I recently worked on a project that, at first, seemed like “just another integration middleware.” It had to move orders between ERP systems and resellers and sync events both ways.
But by the time we finished the MVP, I realized I had unknowingly touched almost every layer of a modern distributed system — and learned way more than I expected.
Coming from a startup background, I was always focused on getting things done - fast. Shipping features mattered more than following patterns or principles. I’d often write duplicate code, skip abstractions, and prioritize delivery over design. And honestly, it worked. We moved fast, broke things, fixed them quickly, and kept the business going.
But moving to an MNC was a cultural shift.
Here, the process is as important as the outcome.
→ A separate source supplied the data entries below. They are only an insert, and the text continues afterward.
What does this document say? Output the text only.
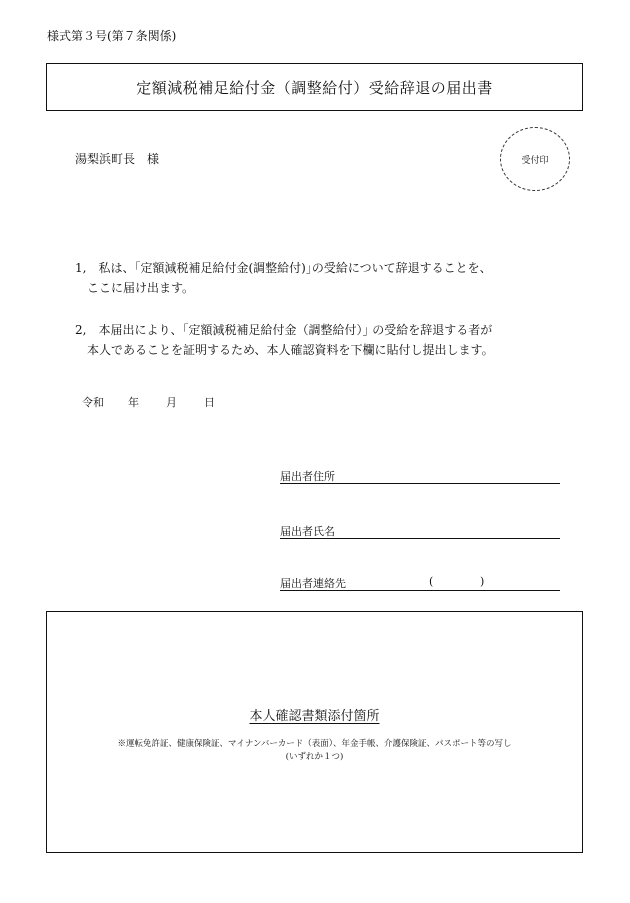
様式第３号(第７条関係)
定額減税補足給付金（調整給付）受給辞退の届出書
湯梨浜町長　様	受付印
1,　私は、｢定額減税補足給付金(調整給付)｣の受給について辞退することを、
ここに届け出ます。
2,　本届出により、｢定額減税補足給付金（調整給付）｣ の受給を辞退する者が
本人であることを証明するため、本人確認資料を下欄に貼付し提出します。
令和 年 月 日
届出者住所
届出者氏名
届出者連絡先	(	)
本人確認書類添付箇所
※運転免許証、健康保険証、マイナンバーカード（表面）、年金手帳、介護保険証、パスポート等の写し
(いずれか１つ)
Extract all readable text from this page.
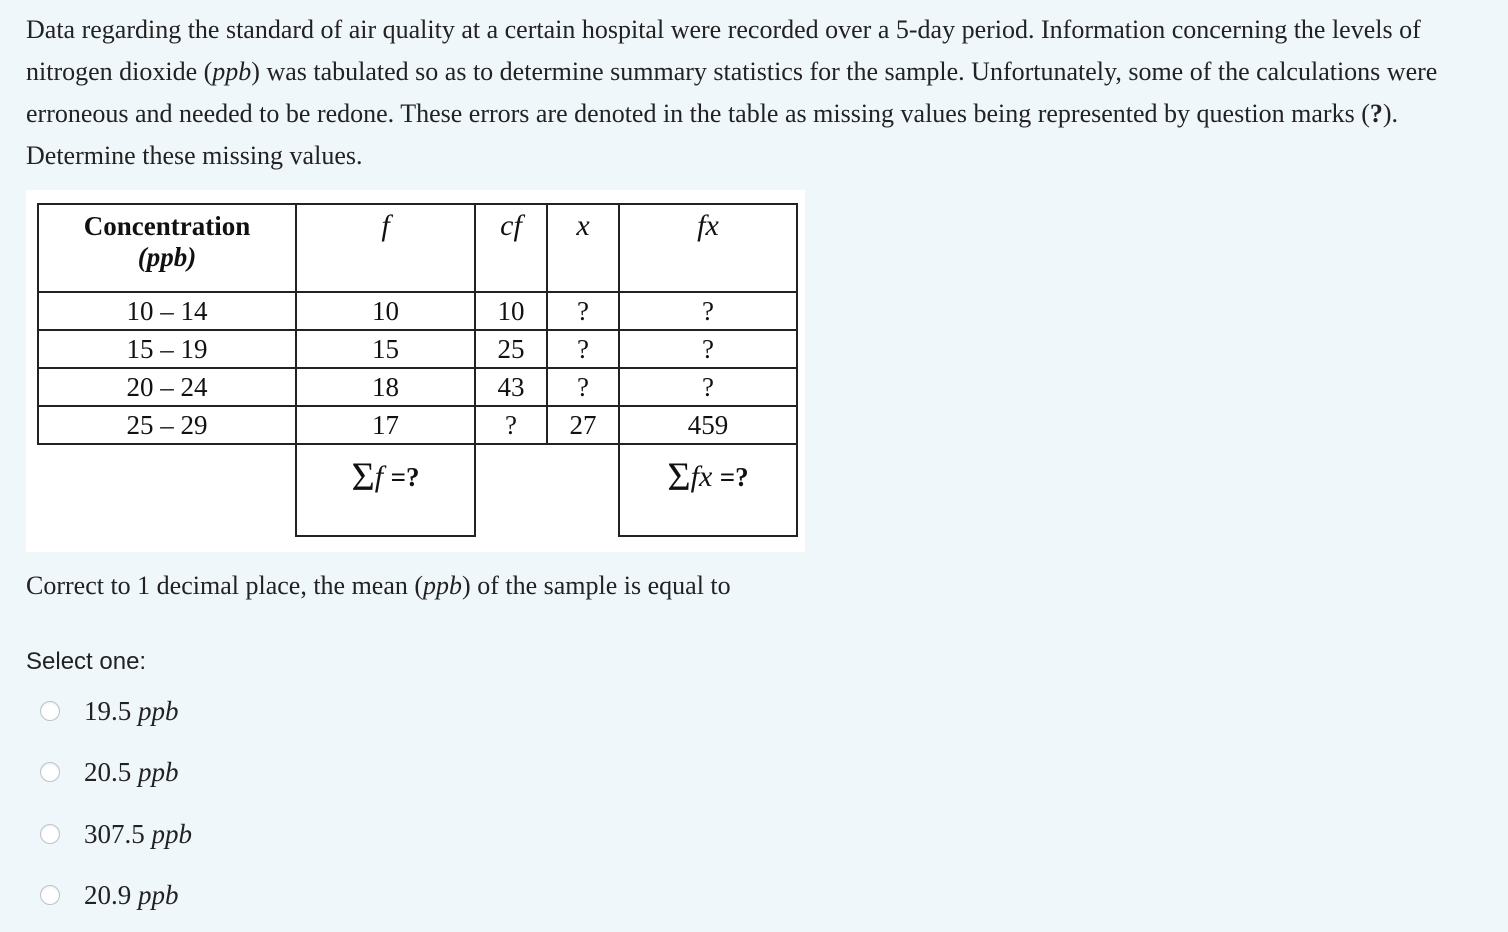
Data regarding the standard of air quality at a certain hospital were recorded over a 5-day period. Information concerning the levels of nitrogen dioxide (ppb) was tabulated so as to determine summary statistics for the sample. Unfortunately, some of the calculations were erroneous and needed to be redone. These errors are denoted in the table as missing values being represented by question marks (?). Determine these missing values.

Concentration
(ppb)	f	cf	x	fx

10 – 14	10	10	?	?
15 – 19	15	25	?	?
20 – 24	18	43	?	?
25 – 29	17	?	27	459

	Σf =?			Σfx =?

Correct to 1 decimal place, the mean (ppb) of the sample is equal to

Select one:
19.5
ppb
20.5
ppb
307.5
ppb
20.9
ppb
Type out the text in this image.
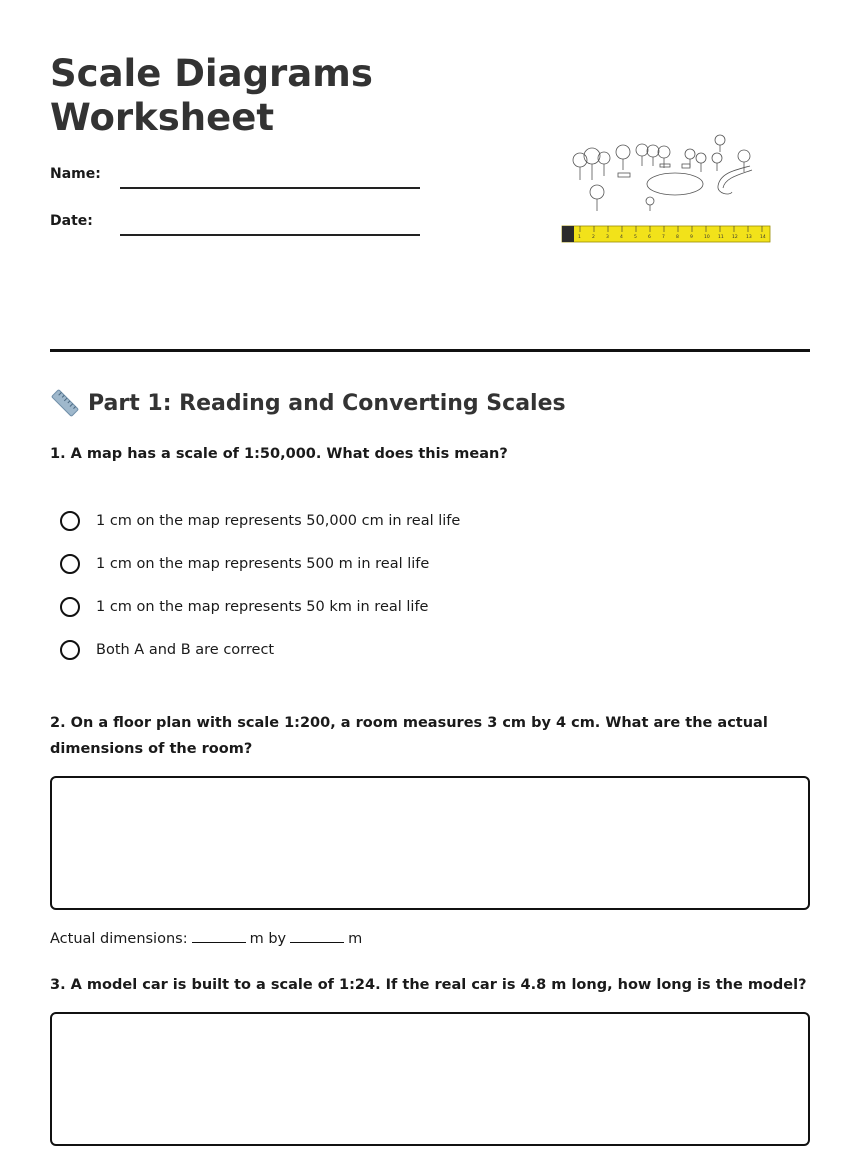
Scale Diagrams Worksheet
Name:
Date:
1 2 3 4 5 6 7 8 9 10 11 12 13 14
Part 1: Reading and Converting Scales

1. A map has a scale of 1:50,000. What does this mean?

1 cm on the map represents 50,000 cm in real life
1 cm on the map represents 500 m in real life
1 cm on the map represents 50 km in real life
Both A and B are correct

2. On a floor plan with scale 1:200, a room measures 3 cm by 4 cm. What are the actual dimensions of the room?

Actual dimensions:	m by	m

3. A model car is built to a scale of 1:24. If the real car is 4.8 m long, how long is the model?
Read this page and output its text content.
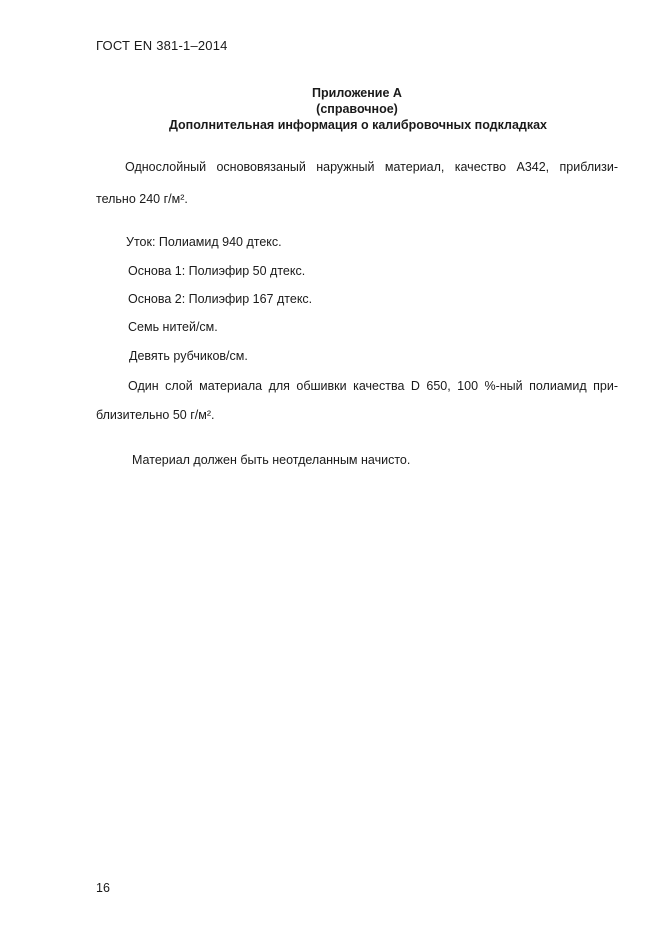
ГОСТ EN 381-1–2014
Приложение А
(справочное)
Дополнительная информация о калибровочных подкладках
Однослойный основовязаный наружный материал, качество А342, приблизи-
тельно 240 г/м².
Уток: Полиамид 940 дтекс.
Основа 1: Полиэфир 50 дтекс.
Основа 2: Полиэфир 167 дтекс.
Семь нитей/см.
Девять рубчиков/см.
Один слой материала для обшивки качества D 650, 100 %-ный полиамид при-
близительно 50 г/м².
Материал должен быть неотделанным начисто.
16
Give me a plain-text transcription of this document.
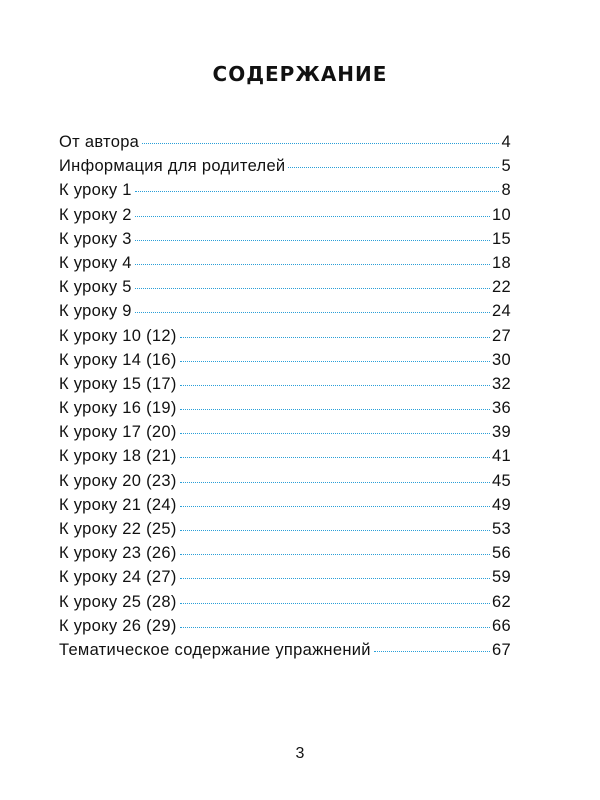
СОДЕРЖАНИЕ
От автора	4
Информация для родителей	5
К уроку 1	8
К уроку 2	10
К уроку 3	15
К уроку 4	18
К уроку 5	22
К уроку 9	24
К уроку 10 (12)	27
К уроку 14 (16)	30
К уроку 15 (17)	32
К уроку 16 (19)	36
К уроку 17 (20)	39
К уроку 18 (21)	41
К уроку 20 (23)	45
К уроку 21 (24)	49
К уроку 22 (25)	53
К уроку 23 (26)	56
К уроку 24 (27)	59
К уроку 25 (28)	62
К уроку 26 (29)	66
Тематическое содержание упражнений	67
3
That slowed me down - in a good way. For the first time, I was writing code that was part of a larger architectural vision. Things like CQRS, retries, circuit breakers, exponential backoff, event grids - it wasn’t about using buzzwords. It was about building something that could handle failure, scale up, and still be easy to debug.
Deadlines were still tight. But we built things right.
When I stepped back after the MVP and looked at what we’d built, I saw a clean, resilient, well-structured system - something I wouldn’t have built a year ago.
I’m still learning this side of software - the thoughtful, scalable way of building systems. But I’m starting to see why people call it architecture and not just “code.”
And to be honest, it’s kind of exciting.